Pittsburgh Post-Gazette

Please don’t declare a national emergency

- Excerpted from an editorial by The Wall Street Journal

With Democrats in Congress refusing to appropriat­e $5.7 billion for a border wall, President Donald Trump now says he may declare a national emergency. He’s probably right that he has the legal authority, but it would set a bad precedent that conservati­ves who believe in the separation of powers could live to regret.

Mr. Trump may declare an emergency that would let him reallocate funds that Congress has appropriat­ed for military constructi­on to build his wall. He’s warned that if negotiatio­ns with Democrats don’t “work out, probably I will do it. I would almost say definitely.”

An emergency declaratio­n could let Mr. Trump end the shutdown without conceding an inch to House Speaker Nancy Pelosi, but it would strain the limits of his executive authority.

Presidents over the decades have invoked emergency powers, sometimes grounded in law though often not.
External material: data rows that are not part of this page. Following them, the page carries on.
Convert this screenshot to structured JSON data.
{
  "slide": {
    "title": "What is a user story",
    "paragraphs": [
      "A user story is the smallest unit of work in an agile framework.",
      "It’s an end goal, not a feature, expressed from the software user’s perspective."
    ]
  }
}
While a president may sometimes need to act with dispatch, abuses of executive power prompted Congress to pass the National Emergencie­s Act of 1976. The law requires the president to activate his powers under one of 130 or so statutes that authorize executive emergency actions.

Members of Congress with a two-thirds vote may revoke an emergency declaratio­n, but the president otherwise enjoys wide latitude within his statutoril­y delegated powers.

Republican­s rightly criticized Barack Obama for governing by fiat. While Mr. Trump might be on sounder legal footing than Mr. Obama was when he legalized millions of undocument­ed immigrants, Mr. Trump still would be spending scarce military funds essentiall­y to fulfill a campaign promise.

The left’s hyperbolic warnings about an imperial Trump presidency haven’t borne out, and his administra­tion’s uses of executive power have for the most part been restrained and legally careful. A political spending fight over the wall doesn’t warrant a national-emergency raid on military funds.